Le 24 octobre 1974, devant des journalistes réunis à l'Élysée, le président de la République insiste, à deux reprises, sur la nécessité d'accroître la mobilité et la souplesse d'emploi des forces classiques, qui cessent d'être considérées comme un simple environnement de protection de l'armement nucléaire pour devenir l'instrument d'une stratégie d'action indirecte, grâce à une plus grande autonomie de manœuvre. Le 8 novembre 1974, Valéry Giscard d'Estaing affirme (après un séjour de vingt-quatre heures à bord du sous-marin nucléaire lance-engins le Terrible) que « la France doit avoir une capacité militaire propre, mobile et correspondant à sa dimension comme État moderne ».

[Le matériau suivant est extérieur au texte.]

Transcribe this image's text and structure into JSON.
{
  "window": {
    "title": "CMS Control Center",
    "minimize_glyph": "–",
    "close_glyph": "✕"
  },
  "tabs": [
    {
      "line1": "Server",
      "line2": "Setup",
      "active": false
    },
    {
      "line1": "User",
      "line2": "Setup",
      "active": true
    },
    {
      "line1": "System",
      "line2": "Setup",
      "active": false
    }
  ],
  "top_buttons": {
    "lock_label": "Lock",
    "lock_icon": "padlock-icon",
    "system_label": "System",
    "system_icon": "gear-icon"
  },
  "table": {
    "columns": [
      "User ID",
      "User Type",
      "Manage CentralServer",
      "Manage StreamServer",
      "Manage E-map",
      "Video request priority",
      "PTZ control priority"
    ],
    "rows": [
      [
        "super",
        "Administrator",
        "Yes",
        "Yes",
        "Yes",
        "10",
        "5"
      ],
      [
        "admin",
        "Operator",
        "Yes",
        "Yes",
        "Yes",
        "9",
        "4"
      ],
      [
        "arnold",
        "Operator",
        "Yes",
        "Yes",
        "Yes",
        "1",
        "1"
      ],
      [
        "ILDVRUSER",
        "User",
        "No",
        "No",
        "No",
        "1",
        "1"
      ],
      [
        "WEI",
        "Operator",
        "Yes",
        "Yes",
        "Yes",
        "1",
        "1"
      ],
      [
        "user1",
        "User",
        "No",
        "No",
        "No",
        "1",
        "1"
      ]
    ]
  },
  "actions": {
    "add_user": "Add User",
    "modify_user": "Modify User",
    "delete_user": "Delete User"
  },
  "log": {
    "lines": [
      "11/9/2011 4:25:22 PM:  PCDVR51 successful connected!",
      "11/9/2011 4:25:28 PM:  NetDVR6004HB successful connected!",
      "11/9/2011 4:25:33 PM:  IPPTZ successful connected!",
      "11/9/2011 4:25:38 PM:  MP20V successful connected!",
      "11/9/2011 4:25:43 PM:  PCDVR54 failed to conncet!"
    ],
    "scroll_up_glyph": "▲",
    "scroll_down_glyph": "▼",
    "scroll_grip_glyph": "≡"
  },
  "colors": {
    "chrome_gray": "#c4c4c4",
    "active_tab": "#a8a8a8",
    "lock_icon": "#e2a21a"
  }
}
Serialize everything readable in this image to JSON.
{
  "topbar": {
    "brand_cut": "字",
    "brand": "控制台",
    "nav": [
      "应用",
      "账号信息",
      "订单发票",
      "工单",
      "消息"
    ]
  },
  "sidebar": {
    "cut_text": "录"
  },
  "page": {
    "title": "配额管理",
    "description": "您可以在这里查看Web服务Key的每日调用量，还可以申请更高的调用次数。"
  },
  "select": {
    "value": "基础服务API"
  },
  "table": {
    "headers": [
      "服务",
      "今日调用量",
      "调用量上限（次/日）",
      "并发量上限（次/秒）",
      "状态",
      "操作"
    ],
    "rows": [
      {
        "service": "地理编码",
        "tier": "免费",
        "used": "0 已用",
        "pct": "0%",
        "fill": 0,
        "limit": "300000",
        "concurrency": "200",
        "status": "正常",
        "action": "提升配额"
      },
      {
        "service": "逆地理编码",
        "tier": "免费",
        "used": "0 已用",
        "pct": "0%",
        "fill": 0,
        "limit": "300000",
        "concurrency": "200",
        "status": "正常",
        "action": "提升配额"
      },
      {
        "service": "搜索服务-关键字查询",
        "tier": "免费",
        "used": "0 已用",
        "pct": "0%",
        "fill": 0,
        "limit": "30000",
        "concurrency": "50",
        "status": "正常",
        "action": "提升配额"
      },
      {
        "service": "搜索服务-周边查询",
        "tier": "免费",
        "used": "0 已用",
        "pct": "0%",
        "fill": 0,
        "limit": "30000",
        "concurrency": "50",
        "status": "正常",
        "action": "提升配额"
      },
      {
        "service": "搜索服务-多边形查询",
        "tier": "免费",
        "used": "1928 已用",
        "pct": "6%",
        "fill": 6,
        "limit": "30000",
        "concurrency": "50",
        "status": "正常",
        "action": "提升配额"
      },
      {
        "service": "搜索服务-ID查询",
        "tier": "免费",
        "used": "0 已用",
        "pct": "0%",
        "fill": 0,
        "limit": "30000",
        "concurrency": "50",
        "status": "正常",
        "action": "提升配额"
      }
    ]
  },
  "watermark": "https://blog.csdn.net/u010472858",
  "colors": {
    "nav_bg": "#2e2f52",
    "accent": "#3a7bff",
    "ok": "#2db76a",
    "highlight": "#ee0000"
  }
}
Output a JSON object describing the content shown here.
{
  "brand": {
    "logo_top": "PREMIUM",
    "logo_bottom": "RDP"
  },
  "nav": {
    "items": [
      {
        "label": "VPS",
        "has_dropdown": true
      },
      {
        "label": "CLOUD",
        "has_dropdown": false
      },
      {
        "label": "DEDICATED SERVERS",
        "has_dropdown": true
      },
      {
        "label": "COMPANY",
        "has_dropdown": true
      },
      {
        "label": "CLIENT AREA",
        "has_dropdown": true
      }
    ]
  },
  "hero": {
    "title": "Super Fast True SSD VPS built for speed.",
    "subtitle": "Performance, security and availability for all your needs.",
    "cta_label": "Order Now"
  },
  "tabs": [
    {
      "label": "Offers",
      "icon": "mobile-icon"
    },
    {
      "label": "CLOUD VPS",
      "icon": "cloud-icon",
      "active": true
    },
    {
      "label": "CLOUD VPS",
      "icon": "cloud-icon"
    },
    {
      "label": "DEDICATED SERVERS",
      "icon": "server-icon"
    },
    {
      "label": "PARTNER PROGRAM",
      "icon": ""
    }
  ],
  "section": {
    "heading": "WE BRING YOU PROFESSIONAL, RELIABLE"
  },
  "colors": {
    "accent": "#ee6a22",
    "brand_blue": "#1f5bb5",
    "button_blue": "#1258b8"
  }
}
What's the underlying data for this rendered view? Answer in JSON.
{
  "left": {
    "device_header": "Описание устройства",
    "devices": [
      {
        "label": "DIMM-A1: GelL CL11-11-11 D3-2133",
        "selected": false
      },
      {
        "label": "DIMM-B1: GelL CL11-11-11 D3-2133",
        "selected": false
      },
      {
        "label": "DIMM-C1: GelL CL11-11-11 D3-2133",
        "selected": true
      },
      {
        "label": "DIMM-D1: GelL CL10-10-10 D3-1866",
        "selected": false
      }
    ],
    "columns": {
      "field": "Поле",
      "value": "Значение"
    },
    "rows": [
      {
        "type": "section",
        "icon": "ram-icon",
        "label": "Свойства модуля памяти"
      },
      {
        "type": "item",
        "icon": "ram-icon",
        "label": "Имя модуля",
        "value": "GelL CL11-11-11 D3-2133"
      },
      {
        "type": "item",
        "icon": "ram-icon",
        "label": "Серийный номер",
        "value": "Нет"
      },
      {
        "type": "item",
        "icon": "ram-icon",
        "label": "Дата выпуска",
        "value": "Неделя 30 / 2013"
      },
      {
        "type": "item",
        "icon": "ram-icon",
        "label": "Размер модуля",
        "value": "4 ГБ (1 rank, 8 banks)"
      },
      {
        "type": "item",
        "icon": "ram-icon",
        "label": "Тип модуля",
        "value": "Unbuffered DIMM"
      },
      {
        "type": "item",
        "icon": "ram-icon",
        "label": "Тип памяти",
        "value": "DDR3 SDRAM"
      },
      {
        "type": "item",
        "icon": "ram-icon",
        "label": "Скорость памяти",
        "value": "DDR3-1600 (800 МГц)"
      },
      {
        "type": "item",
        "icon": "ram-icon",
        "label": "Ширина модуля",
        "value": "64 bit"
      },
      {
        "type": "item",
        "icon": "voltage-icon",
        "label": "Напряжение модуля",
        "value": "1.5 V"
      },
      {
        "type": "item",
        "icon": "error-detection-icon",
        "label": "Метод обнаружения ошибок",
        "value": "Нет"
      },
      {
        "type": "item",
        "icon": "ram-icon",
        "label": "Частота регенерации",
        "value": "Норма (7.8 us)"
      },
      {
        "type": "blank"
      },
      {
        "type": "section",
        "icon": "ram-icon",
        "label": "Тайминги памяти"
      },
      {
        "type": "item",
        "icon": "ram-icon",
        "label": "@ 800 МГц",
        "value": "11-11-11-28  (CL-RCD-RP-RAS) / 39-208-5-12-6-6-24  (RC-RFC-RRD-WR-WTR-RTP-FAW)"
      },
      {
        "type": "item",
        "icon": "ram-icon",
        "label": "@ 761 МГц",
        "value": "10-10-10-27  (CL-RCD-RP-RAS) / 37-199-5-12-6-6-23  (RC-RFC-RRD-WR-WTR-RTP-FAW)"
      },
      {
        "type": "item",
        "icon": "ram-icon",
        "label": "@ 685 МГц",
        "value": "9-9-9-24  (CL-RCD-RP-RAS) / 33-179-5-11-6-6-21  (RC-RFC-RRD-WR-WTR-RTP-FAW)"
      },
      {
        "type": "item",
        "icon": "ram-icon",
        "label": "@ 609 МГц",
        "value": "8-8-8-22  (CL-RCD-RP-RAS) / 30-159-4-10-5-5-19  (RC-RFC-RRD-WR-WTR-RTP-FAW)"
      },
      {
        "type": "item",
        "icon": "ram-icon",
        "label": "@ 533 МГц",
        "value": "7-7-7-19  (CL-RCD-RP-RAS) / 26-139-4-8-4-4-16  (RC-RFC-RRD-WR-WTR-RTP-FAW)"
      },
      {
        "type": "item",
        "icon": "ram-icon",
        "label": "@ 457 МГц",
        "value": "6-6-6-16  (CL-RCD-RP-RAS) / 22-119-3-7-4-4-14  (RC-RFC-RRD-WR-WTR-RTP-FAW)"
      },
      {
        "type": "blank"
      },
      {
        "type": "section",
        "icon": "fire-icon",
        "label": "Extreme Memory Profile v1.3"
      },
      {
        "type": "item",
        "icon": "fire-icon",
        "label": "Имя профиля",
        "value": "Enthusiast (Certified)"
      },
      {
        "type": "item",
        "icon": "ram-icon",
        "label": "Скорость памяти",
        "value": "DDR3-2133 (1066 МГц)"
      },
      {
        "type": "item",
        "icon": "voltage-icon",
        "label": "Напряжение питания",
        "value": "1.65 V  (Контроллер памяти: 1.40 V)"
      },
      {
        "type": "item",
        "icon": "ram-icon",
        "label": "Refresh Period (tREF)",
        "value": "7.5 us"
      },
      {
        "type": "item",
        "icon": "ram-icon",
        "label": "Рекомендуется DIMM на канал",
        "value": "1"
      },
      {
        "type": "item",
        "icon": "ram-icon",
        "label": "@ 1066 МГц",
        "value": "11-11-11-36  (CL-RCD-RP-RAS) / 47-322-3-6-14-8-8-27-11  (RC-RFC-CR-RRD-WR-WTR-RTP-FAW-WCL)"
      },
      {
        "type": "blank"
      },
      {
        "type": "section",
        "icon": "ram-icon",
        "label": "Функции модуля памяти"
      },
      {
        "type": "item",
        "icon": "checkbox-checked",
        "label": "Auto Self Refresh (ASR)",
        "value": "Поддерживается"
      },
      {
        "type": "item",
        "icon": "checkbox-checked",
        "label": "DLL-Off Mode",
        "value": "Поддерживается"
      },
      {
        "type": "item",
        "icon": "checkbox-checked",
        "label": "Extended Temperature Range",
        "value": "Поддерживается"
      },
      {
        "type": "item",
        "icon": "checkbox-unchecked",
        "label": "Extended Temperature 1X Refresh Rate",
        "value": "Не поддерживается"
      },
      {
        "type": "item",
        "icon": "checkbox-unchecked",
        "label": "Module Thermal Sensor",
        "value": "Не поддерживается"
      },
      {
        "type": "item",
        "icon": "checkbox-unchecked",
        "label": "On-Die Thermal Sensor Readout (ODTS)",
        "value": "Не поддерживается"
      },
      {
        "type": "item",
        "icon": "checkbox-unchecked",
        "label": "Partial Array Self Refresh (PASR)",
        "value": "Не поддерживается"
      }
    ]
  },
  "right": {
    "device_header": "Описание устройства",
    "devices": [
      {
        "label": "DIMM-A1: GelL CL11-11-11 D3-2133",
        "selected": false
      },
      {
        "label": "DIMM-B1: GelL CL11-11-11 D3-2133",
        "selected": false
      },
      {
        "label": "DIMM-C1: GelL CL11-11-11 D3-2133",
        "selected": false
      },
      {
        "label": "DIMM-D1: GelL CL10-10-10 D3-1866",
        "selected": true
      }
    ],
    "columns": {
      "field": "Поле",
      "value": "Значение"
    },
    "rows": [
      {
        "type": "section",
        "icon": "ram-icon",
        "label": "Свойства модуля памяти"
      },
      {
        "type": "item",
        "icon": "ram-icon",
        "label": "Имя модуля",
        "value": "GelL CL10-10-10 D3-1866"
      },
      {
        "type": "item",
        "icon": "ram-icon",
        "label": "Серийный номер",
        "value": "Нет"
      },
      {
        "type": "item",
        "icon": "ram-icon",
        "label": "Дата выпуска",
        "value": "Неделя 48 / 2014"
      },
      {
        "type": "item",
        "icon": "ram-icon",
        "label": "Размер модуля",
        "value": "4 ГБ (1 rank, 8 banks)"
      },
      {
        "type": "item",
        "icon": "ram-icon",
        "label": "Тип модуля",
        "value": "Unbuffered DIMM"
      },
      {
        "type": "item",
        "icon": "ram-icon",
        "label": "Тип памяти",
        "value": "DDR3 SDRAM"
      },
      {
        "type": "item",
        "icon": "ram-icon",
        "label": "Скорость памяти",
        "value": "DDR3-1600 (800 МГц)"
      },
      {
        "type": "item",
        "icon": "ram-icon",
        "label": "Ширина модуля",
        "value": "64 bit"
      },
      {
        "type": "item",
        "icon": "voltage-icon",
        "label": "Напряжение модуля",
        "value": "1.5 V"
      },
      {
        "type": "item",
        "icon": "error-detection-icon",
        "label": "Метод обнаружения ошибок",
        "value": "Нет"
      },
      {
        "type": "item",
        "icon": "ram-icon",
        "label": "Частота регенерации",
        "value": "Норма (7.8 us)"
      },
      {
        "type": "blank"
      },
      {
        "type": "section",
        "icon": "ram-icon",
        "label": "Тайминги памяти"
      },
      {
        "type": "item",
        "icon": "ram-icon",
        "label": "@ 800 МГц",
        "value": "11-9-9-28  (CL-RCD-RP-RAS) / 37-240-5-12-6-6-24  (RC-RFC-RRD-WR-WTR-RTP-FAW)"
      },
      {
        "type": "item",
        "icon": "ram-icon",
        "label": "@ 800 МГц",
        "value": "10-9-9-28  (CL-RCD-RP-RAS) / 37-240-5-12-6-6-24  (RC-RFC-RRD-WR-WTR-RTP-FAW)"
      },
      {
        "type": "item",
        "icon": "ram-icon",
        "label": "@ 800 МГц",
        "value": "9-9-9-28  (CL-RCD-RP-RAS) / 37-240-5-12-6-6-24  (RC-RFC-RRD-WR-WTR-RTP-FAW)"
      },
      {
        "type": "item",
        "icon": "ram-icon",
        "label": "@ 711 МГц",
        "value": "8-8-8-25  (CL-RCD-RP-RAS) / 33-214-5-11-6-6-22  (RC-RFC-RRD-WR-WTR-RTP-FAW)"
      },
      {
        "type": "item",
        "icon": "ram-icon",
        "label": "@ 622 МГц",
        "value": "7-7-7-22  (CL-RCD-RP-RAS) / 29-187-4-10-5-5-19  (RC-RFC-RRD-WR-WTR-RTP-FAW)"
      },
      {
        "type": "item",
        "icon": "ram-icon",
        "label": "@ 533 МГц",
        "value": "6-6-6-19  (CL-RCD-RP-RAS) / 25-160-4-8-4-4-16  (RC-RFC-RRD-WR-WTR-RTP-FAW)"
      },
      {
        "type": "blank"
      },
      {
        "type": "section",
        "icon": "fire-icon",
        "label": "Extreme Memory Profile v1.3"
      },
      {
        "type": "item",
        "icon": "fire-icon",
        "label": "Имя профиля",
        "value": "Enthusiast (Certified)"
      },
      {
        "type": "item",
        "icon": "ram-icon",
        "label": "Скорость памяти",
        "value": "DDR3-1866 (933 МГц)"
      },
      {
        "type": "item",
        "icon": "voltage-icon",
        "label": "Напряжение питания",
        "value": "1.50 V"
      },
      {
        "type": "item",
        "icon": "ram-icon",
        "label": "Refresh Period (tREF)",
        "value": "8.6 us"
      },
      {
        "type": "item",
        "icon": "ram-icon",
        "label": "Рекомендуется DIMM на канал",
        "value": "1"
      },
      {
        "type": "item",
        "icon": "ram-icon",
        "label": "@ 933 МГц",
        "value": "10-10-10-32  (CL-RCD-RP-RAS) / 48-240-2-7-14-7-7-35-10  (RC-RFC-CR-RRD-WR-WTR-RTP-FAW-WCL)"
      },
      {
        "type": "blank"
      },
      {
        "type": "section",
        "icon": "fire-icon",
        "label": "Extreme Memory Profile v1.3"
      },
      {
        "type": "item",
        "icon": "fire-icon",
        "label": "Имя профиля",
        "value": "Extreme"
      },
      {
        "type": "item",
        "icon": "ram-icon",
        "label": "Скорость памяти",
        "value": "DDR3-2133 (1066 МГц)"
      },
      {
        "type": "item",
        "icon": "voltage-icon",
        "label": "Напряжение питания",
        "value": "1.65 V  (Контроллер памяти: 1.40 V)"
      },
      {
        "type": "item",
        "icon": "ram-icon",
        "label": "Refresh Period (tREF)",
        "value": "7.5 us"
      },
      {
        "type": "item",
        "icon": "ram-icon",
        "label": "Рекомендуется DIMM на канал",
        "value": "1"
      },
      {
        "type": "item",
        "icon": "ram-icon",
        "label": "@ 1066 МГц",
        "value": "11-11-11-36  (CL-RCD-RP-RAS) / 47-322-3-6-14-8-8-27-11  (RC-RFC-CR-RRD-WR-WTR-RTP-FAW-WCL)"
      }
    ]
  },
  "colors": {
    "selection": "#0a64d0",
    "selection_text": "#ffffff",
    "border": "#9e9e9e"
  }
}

Le 18 décembre 1974, un Conseil de défense décide de renforcer l'escadre de la Méditerranée avec les porte-avions Foch et Clemenceau et leurs bâtiments d'accompagnement prélevés à Brest, tandis que l'escadre de l'Atlantique recevra des moyens supplémentaires de lutte anti-sous-marine.

Inspirée de ce qu'avait déjà imaginé le président Pompidou, la décision de V. Giscard d'Estaing est liée à la réouverture, le 5 juin 1975, du canal de Suez au trafic maritime, à la volonté de la France de jouer un rôle plus actif dans le Bassin méditerranéen et à la constatation que, si le statu quo en Europe continentale est maintenu du fait de l'existence des armes nucléaires, en revanche la dissuasion peut être tournée en Méditerranée par des actions, plus ou moins agressives et discrètes, de stratégie dite périphérique.